ふたつの鼓動


 海に行こう。
 誘ったのは、オレの方だった。
 まだ眠たげなハインリヒを車に押し込み、早朝のドライブ。
 一緒に、海に行こう。
 二人で、海が見たいから。
 キミの綺麗な瞳に、夏の色を映しに行こう。



 二人で歩く、波打ち際。
 波の音が、心に優しく響く。
 キミは穏やかな表情で、オレの隣を歩いている。
 色素の薄い瞳に、海の藍、空の蒼を映して。
 それは、とても美しい夏の色。
 キミは気付いていないかもしれないけれど、キミに、とても良く似合う色。
 潮風が、オレ達の間をそっと吹き抜けていった。
 サラリ、と、キミの銀の髪が揺れる。
 その柔らかな髪に、思わず手を伸ばしたら。
 キミはオレに視線を向けて、そっと微笑んだ。
 ・・・キミの全てが愛しい。



 胸の中に波のように押し寄せてくる、この想い。
 口に出そうとすると、『好きだ』とか『愛してる』だとか、そんな言葉にしかならないのが不思議だ。
 オレの心の中には、何時だってキミが溢れてる。
 ・・・もうオレは、一人じゃいられない。
 なんて言ったら、キミはいつものように、呆れ顔でオレを見つめるだろうか?
 でも、こんな想いは、キミの所為だ。
 キミは、オレのことをどう想ってる?
 言葉になんかしなくてもいい。
 見つめあう瞳と瞳で、分かるから。
 夏色に染まったその瞳で、オレを見つめてくれ。
 世界中でただ一人の、オレのハインリヒ。
「ハインリヒ」
 名前を呼ぶと。
 数歩前を歩いていたキミが立ち止まり、オレを振り返る。
 柔らかく微笑みながら。
「どうした?」
 その瞳の優しい揺らめき、愛情に溢れる輝きは、オレだけのもの。
 キミの優しさも、愛情も。

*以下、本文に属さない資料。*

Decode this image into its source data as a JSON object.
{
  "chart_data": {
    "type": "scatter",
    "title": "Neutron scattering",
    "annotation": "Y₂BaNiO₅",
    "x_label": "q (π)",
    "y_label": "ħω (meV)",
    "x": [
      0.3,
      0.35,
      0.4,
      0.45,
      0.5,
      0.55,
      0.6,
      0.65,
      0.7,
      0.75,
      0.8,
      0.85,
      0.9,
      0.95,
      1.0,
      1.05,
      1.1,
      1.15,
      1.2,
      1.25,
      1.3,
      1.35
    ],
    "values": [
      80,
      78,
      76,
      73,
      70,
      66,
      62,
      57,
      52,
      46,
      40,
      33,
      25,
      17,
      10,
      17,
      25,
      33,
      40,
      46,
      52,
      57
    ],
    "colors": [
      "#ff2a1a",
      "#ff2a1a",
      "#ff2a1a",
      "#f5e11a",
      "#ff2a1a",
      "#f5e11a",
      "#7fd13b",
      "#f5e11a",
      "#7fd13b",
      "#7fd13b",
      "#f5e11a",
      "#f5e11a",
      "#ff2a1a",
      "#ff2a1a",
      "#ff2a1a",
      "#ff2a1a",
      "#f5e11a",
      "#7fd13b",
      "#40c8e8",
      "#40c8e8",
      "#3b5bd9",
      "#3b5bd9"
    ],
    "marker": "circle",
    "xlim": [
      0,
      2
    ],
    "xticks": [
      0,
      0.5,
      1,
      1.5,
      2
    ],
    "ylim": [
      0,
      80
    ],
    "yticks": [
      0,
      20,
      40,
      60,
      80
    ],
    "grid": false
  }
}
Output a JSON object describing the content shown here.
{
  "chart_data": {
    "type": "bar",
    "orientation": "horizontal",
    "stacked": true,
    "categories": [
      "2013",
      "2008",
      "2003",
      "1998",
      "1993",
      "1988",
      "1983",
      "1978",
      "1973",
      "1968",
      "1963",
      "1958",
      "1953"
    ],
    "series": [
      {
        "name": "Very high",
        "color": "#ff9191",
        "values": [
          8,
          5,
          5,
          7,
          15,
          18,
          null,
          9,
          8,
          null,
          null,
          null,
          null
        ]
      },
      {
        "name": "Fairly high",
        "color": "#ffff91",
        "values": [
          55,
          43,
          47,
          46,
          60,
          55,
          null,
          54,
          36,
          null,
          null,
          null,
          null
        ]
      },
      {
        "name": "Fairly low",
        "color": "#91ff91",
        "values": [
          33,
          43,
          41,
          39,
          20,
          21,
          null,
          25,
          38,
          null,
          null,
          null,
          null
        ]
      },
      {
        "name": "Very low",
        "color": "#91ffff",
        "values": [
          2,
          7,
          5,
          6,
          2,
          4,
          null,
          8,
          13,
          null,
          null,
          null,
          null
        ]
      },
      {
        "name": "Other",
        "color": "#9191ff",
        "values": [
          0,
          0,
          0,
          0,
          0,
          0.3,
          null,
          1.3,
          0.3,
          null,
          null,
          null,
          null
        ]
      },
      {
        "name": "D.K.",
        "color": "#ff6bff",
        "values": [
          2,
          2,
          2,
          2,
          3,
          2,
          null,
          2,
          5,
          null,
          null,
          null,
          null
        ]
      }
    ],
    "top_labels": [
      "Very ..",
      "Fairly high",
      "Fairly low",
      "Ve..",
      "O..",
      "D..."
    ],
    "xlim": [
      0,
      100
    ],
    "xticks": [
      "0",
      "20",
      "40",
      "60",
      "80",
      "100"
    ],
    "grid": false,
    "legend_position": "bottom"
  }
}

切なさでさえも、オレのもの。
 ・・・キミの全ては、オレのもの。
 近付いて、白い頬にそっと触れたら。
 キミはくすぐったそうに笑って、オレの腕から逃れた。
 パシャリ。
 波が、小さく跳ねる。
 追いかけて、キミの腕を掴んだら。
「うわっ!?」
 バランスを崩して、キミの身体が傾いた。
「わっ!」
 オレの身体も一緒に傾いて。
 二人揃って、波に濡れた。
「馬鹿・・・イキナリ、手を引っ張るからだぞ!」
「ハイハイ、オレが悪うございました」
 立ち上がって、手を差し伸べると。
 キミはほんの少しだけはにかんだような表情になって、オレの手を取った。
 その手を引き寄せて。
 掠め取るように唇にキスをして、キミを抱きしめた。
「ジェット・・・!」
 まるで、キミの鼓動が聞こえてくるような。
 そんな気分になる。
 この腕の中に、確かにキミがいて。
 心の中には、やっぱりキミが溢れているよ。
「愛してる・・・」
 言葉にすると、ありきたりすぎるけれど。
 オレの心の中に、いつでもキミがいること。
 キミに伝えたくて。
 ふたつの鼓動が重なり合い。
 ただ、波の音だけが二人を包んだ。



 また、一緒に海に行こう。
 二人で、海に行こう。
 夏はまだ、終わらない。
 夏色に染まったキミを抱きしめて、オレは何度でも囁くよ。
「愛してる」
 何度でも。
 キミは何も言わなくてもいいから。
 ただ、オレだけを見つめていてくれ。
 キミの瞳が、キミの胸の鼓動が、オレのことを好きだと言ってくれているから。
 それだけで、オレは幸せだから。
 二人で、海に行こう。
 終わらない、二人だけの夏を探しに。
 二人だけの、新しい思い出を作るために。



  〜 END 〜




クサっ!?と思われた方が大勢いらっしゃると思います。
スミマセン、こんなに短編だというのに、自分で書いてて砂を吐きまくりでした(汗)。
海辺のロマンティック24を目指したのですが、ゲロ甘24になりました・・・。
でも、ジェット視点でハインを語るのって、本当に楽しくて♪
ハッキリ言って、ジェットに自分が乗り移ってますね(爆)。
ジェットはやっと、ハインと二回目のキスです。
しかも、触れるだけ(笑)。
イワンに後れを取りまくってます。
頑張れ、ジェット!!!我慢のしすぎは、身体によくないよ。
って、我慢させてるのは管理人ですね(笑)。